The paramilitaries and government
Paramilitaries also recruit and deploy children, for instance by circulating leaflets in rural areas calling young people in the region for “compulsory military service”, forcibly recruiting others, and offering payment to poor and internally displaced children. Service is considered compulsory for up to two years. Families that refuse to surrender their children for recruitment are sometimes attacked as suspected sympathisers of armed groups. Girls are at particular risk of recruitment, and a high level of sexual abuses by adult paramilitaries has been reported. The AUC refers to child soldiers as “little bells” because they are deployed in the frontline to draw fire, detect traps and serve as an early warning system. The Colombian government has declared a commitment to a “straight-18” standard for recruitment, and has signed but not ratified the Optional Protocol to the Convention on the Rights of the Child on the Involvement of Children in Armed Conflict (CRC-OP-CAC). In its domestic legislation, the government has criminalised recruitment of under-18s by ‘rebel or self-defence groups', prohibited all recruitment of under-18s in its own forces, and demobilised children under the age of 18.However, students may still enlist in military school from the age of 15, and reports have emerged of children being used for intelligence work.

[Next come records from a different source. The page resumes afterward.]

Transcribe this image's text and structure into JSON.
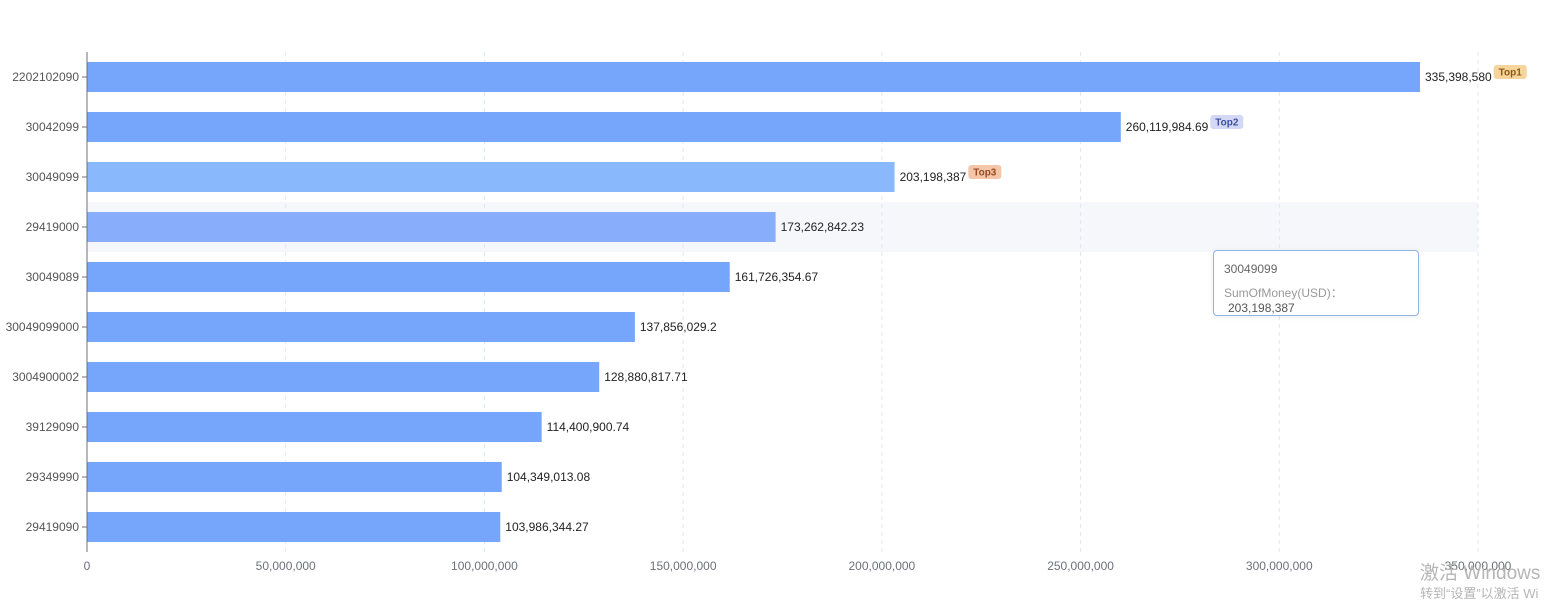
{
  "chart_data": {
    "type": "bar",
    "orientation": "horizontal",
    "categories": [
      "2202102090",
      "30042099",
      "30049099",
      "29419000",
      "30049089",
      "30049099000",
      "3004900002",
      "39129090",
      "29349990",
      "29419090"
    ],
    "series": [
      {
        "values": [
          335398580,
          260119984.69,
          203198387,
          173262842.23,
          161726354.67,
          137856029.2,
          128880817.71,
          114400900.74,
          104349013.08,
          103986344.27
        ]
      }
    ],
    "value_labels": [
      "335,398,580",
      "260,119,984.69",
      "203,198,387",
      "173,262,842.23",
      "161,726,354.67",
      "137,856,029.2",
      "128,880,817.71",
      "114,400,900.74",
      "104,349,013.08",
      "103,986,344.27"
    ],
    "xlim": [
      0,
      350000000
    ],
    "x_ticks": [
      0,
      50000000,
      100000000,
      150000000,
      200000000,
      250000000,
      300000000,
      350000000
    ],
    "x_tick_labels": [
      "0",
      "50,000,000",
      "100,000,000",
      "150,000,000",
      "200,000,000",
      "250,000,000",
      "300,000,000",
      "350,000,000"
    ],
    "grid": true,
    "badges": [
      {
        "index": 0,
        "text": "Top1",
        "bg": "#f6d49b",
        "color": "#8a5a14"
      },
      {
        "index": 1,
        "text": "Top2",
        "bg": "#d3d9f5",
        "color": "#3d4fa3"
      },
      {
        "index": 2,
        "text": "Top3",
        "bg": "#f3c6a9",
        "color": "#9a4a22"
      }
    ],
    "colors": {
      "bar": "#76a5fc",
      "bar_emphasis": "#8ab8fd",
      "bar_hover": "#88aefb",
      "hover_band": "#f5f7fb",
      "axis": "#6e7079",
      "grid": "#e0e6f1"
    },
    "emphasis_index": 2,
    "hover_index": 3
  },
  "tooltip": {
    "title": "30049099",
    "label": "SumOfMoney(USD)：",
    "value": "203,198,387"
  },
  "watermark": {
    "line1": "激活 Windows",
    "line2": "转到“设置”以激活 Wi"
  }
}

Child soldiers - child casualties
Child members of armed groups and paramilitaries have often been among the casualties of the conflict in Colombia. For example, in January 2000, eight FARC members estimated to be between the ages of 13 and 15 were killed during one attack. The involvement of children as combatants in the conflict has also placed other children at risk as when, in August 2000, one army unit mistook a party of school children for a non-state armed group and opened fire, killing six children aged between six and 10, and wounding six others.
Child soldiers who are captured, surrender or escape are at risk of being considered criminals and either being incorporated into the armed forces or detained in military installations. In the past the armed forces also have been known to force former child soldiers to locate and de-activate landmines laid by armed groups, or to act as informants and guides. In 2000, however, the government began its first programme for former child soldiers and by 2001 there were seven programmes for 140 boys and girls. The ICBF (Family Welfare Institute) has received just under 600 former child soldiers over the last three years, and has developed community based programmes for the majority. On the other hand, the draft law on Juvenile Criminal Responsibility now before congress could make children over 12 years old- including former child soldiers - criminally responsible.
The Coalition to Stop the Use of Child Soldiers urges:
- the Colombian government to ratify the Optional Protocol and implement its provisions, including the demobilisation and rehabilitation – rather than criminalisation - of all child soldiers;
- non-state armed groups and paramilitaries to immediately stop recruiting children and to demobilise all those under the age of 18;
- the government to provide employment and education alternatives to military recruitment, particularly for vulnerable children such as indigenous groups and those in refugee diaspora areas;
- governments and humanitarian agencies to strengthen registration and protection mechanisms in border areas of all countries in the region in order to guarantee the right of asylum for victims of the Colombian conflict and to prevent displaced children from being recruited by armed elements;
- the UN Secretary General to bring the situation in Colombia to the attention of the Security Council as a threat to international peace and security.